John Regan, city chief operations officer, said city staff acknowledges the water did impact the marsh, causing the marshland surrounding the pipeline to be a vibrant green.

"It wasn't an adverse impact, but we did impact the marsh," Regan said. "We are working as fast as we can to put in a new pipeline."

But Maher, who surveyed the site with two other department biologists, said he didn't see any discoloration. He said he believes it's a different plant species near the pipeline and that's why the marsh looks different.

The 1,600-foot pipe, located in Lincolnville off Riberia Street, was meant to dump treated fresh water into the Intracoastal Waterway. It has instead leaked fresh water into the salt water marsh, where it would sit stagnant.

The pipe has been leaking for a couple years. The city has done several repairs on it, but the city manager did not replace it in 2005 because the estimated cost -- roughly $3 million -- was too high.

In lieu of paying the fine, Regan said city staff will do an in-kind project that would block restaurants' and businesses' grease from going into the sewer system. Regan said the city spends money each year fixing line breaks and sewer problems because grease clogs pipelines. The city also would hire someone to ensure restaurants pump out their grease trap systems regularly.

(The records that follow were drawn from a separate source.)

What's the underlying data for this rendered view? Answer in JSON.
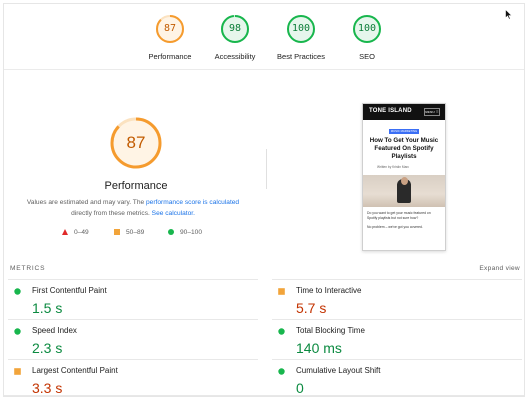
{
  "colors": {
    "orange": "#f59b2e",
    "green": "#18b64d",
    "red": "#e02a2a",
    "link": "#1a73e8"
  },
  "gauges": [
    {
      "score": "87",
      "label": "Performance",
      "status": "orange"
    },
    {
      "score": "98",
      "label": "Accessibility",
      "status": "green"
    },
    {
      "score": "100",
      "label": "Best Practices",
      "status": "green"
    },
    {
      "score": "100",
      "label": "SEO",
      "status": "green"
    }
  ],
  "main": {
    "score": "87",
    "title": "Performance",
    "desc_1": "Values are estimated and may vary. The ",
    "desc_link_1": "performance score is calculated",
    "desc_2": " directly from these metrics. ",
    "desc_link_2": "See calculator."
  },
  "legend": {
    "bad": "0–49",
    "average": "50–89",
    "good": "90–100"
  },
  "screenshot": {
    "brand": "TONE ISLAND",
    "menu": "MENU ☰",
    "tag": "MUSIC MARKETING",
    "title": "How To Get Your Music Featured On Spotify Playlists",
    "author": "Written by Kristin Marc",
    "text_1": "Do you want to get your music featured on Spotify playlists but not sure how?",
    "text_2": "No problem – we've got you covered."
  },
  "metrics": {
    "header": "METRICS",
    "expand": "Expand view",
    "items": [
      {
        "name": "First Contentful Paint",
        "value": "1.5 s",
        "status": "good"
      },
      {
        "name": "Time to Interactive",
        "value": "5.7 s",
        "status": "average"
      },
      {
        "name": "Speed Index",
        "value": "2.3 s",
        "status": "good"
      },
      {
        "name": "Total Blocking Time",
        "value": "140 ms",
        "status": "good"
      },
      {
        "name": "Largest Contentful Paint",
        "value": "3.3 s",
        "status": "average"
      },
      {
        "name": "Cumulative Layout Shift",
        "value": "0",
        "status": "good"
      }
    ]
  }
}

The city's agreement with the state DEP, known as a consent agenda, also mandates that the pipeline be replaced. The city has already been working on that since July. Regan said the project will be completed by January 2009, and the city needs an Army Corps of Engineers permit to begin construction. This week the City Commission agreed to spend more than $600,000 to have S.E. Cline Construction, Inc., in Palm Coast replace the pipe.

Because the pipeline has been a controversial issue, especially for the neighborhood adjacent to the pipeline, Regan will hold a meeting to update the public on Oct. 8 at 6 p.m. in City Hall.

"We are waiting to have (the agreement) approved," he said. "In the meantime, we're going to continue working to build this pipeline because it's the right thing to do."